C'est un animal bizarre et drôle. Il se tient là dans un coin. On dirait qu'il a peur. Mais de quoi donc?

Dans son ensemble, il ne ressemble à aucun animal connu. Je ne vois vraiment pas comment je pourrais l'identifier. Sa tête est plutôt ronde, et ses yeux brillent comme deux petites billes luminescentes. Son pelage abondant est tout blanc. Mais je pense que cette blancheur n'est pas une caractéristique absolue et référentielle de la race de cet animal. Bien évidemment, je l'ai trouvé seul. Sa comparaison n'est donc pas possible. Mais je gage que s'il devait y en avoir plusieurs comme lui, ceux-là pourraient aussi bien être recouverts d'un pelage roux, noir ou tigré. Il devrait même s'en trouver des tachetés et des bigarrés. Son ventre et l'intérieur de ses pattes sont noirs et sans poils, disons d'un cuir qui garde l'apparence du velours.

Devant l'étrangeté de son genre et son aspect insolite, mais surtout pour l'assimiler à une réalité qui lui est propre et à laquelle je participe pour l'avoir découvert, enfin pour lui préserver son caractère de singularité parmi le règne animal, je l'ai appelé le gurzil. J'aurais tout aussi bien pu l'appeler d'un surnom plus familier et témoignant de mon affection, comme Kiki ou Georges, mais j'ai tenu à sauvegarder son unicité à tous points de vue, et à préserver sa nature sauvage. Aussi s'appelle-t-il désormais le gurzil, sonorité qui semble assez bien s'accorder avec son profil, sa forme et son comportement.

S'il convient toutefois d'apparenter le gurzil à d'autres animaux connus du commun, on pourrait en citer un certain nombre, chacun pour une de ses particularités.

Pour la tête par exemple, je dirais qu'il rappelle étrangement le xérus, mais aussi le wallaby et le zorille. C'est-à-dire que l'on peut imaginer la tête du gurzil comme une association synthétisée des têtes de ces trois animaux. Pour le corps, il faudrait faire appel à d'autres animaux comme le castor, le sconse ou l'ondatra, mais même avec ces trois références on est encore loin de la vérité, car le gurzil dans son aspect si singulier demeure très différent et difficile à cataloguer.

J'aimerais bien, je souhaiterais le voir courir. Mais pour cela je devrais l'effrayer ou l'attirer sous un prétexte quelconque. Et je m'en voudrais de l'irriter pour un motif presque gratuit et de l'apeurer davantage qu'il ne l'est déjà. Cependant, je reste très curieux de savoir si le gurzil marche lentement ou vite, et s'il est effectivement en mesure de courir. Mais à la réflexion, je ne vois pas pourquoi il ne le serait pas; pourquoi le gurzil ne courrait pas comme l'isatis, le kinkajou ou le caracal desquels il se rapproche par son attitude farouche; ou la marmotte, la mangouste et la zibeline auxquelles il s'apparente par sa forme longiligne.

De loin ou à distance respectable, on serait tenté de confondre le gurzil avec le maki, le sagouin ou le ouistiti.
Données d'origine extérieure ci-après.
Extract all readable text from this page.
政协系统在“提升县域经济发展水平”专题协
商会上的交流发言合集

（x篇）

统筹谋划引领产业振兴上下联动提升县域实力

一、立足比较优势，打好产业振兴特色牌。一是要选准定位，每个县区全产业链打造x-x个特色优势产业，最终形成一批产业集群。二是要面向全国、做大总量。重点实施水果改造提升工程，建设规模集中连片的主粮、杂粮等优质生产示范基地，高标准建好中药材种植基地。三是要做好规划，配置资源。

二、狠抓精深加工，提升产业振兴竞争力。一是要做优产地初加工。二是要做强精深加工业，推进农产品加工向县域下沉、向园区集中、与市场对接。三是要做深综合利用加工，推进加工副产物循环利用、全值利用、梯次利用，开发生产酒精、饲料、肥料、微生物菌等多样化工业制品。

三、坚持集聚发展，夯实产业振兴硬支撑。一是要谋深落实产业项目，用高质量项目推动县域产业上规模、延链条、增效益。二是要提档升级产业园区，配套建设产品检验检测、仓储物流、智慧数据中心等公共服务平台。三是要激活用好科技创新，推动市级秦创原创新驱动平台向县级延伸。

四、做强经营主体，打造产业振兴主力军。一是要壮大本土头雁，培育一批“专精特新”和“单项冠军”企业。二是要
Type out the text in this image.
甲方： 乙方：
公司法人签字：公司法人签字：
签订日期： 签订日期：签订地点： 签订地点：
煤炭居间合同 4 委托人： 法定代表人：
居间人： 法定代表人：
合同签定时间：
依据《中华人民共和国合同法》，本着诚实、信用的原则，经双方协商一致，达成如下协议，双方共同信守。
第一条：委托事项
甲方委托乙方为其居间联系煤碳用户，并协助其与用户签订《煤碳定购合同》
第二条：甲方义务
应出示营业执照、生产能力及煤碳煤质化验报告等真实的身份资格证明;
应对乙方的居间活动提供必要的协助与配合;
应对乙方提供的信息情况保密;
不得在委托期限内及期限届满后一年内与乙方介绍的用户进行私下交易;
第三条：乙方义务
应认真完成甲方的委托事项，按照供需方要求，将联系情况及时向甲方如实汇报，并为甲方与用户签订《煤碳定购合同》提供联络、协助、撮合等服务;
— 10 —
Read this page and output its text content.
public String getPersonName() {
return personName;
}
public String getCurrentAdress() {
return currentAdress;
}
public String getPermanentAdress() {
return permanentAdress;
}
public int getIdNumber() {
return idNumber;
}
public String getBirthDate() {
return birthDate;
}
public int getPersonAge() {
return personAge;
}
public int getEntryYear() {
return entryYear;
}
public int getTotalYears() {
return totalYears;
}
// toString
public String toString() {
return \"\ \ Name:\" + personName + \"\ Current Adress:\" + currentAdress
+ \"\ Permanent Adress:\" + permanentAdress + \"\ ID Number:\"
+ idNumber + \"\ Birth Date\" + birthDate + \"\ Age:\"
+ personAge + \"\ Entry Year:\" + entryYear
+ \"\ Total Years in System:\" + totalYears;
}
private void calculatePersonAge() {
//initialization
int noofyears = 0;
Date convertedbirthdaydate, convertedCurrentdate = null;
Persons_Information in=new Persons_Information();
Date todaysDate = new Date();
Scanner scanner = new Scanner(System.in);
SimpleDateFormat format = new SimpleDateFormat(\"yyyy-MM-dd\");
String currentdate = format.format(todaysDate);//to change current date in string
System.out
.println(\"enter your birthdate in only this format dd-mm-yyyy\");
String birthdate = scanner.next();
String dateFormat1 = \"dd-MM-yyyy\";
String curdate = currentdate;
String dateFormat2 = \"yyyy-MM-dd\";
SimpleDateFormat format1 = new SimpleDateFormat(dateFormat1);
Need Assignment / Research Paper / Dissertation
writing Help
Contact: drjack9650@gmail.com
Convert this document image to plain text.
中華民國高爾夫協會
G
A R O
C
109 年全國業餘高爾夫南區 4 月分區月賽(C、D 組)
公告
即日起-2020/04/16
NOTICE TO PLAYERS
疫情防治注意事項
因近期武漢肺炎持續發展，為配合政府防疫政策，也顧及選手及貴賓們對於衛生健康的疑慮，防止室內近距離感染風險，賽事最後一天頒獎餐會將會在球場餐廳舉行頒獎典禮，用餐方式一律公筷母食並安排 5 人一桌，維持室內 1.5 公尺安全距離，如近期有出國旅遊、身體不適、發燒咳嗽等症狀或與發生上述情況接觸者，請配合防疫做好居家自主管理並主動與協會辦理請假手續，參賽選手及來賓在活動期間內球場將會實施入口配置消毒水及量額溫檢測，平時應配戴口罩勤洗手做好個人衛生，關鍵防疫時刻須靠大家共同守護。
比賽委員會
Mais à s'en rapprocher, on se rend bien compte que c'est là s'en tenir aux apparences seules, et qu'en réalité le gurzil est plus fin, tant dans sa silhouette que dans son maintien, et présente des spécificités bien plus intéressantes à mettre à jour. Par exemple son cri. En voulant m'approcher de lui, il m'est arrivé d'entendre son cri. C'est une chance que j'ai eue. Son cri donc, est extrêmement aigu. À moins que l'aigu si particulier de son cri ne soit encore qu'une manifestation de sa peur exceptionnelle. On peut supposer en effet que le gurzil, dans son milieu naturel, lorsqu'il marche dans la forêt, grimpe aux arbres ou boit l'eau des rivières et que tout d'un coup il se met à crier, pour signifier sa faim, sa colère, son contentement, pour revendiquer son droit d'existence ou tout simplement pour signaler sa présence, on peut supposer dis-je, que dans ces conditions normales le gurzil laisse entendre un cri plus grave, ou à défaut un cri plus voluptueux.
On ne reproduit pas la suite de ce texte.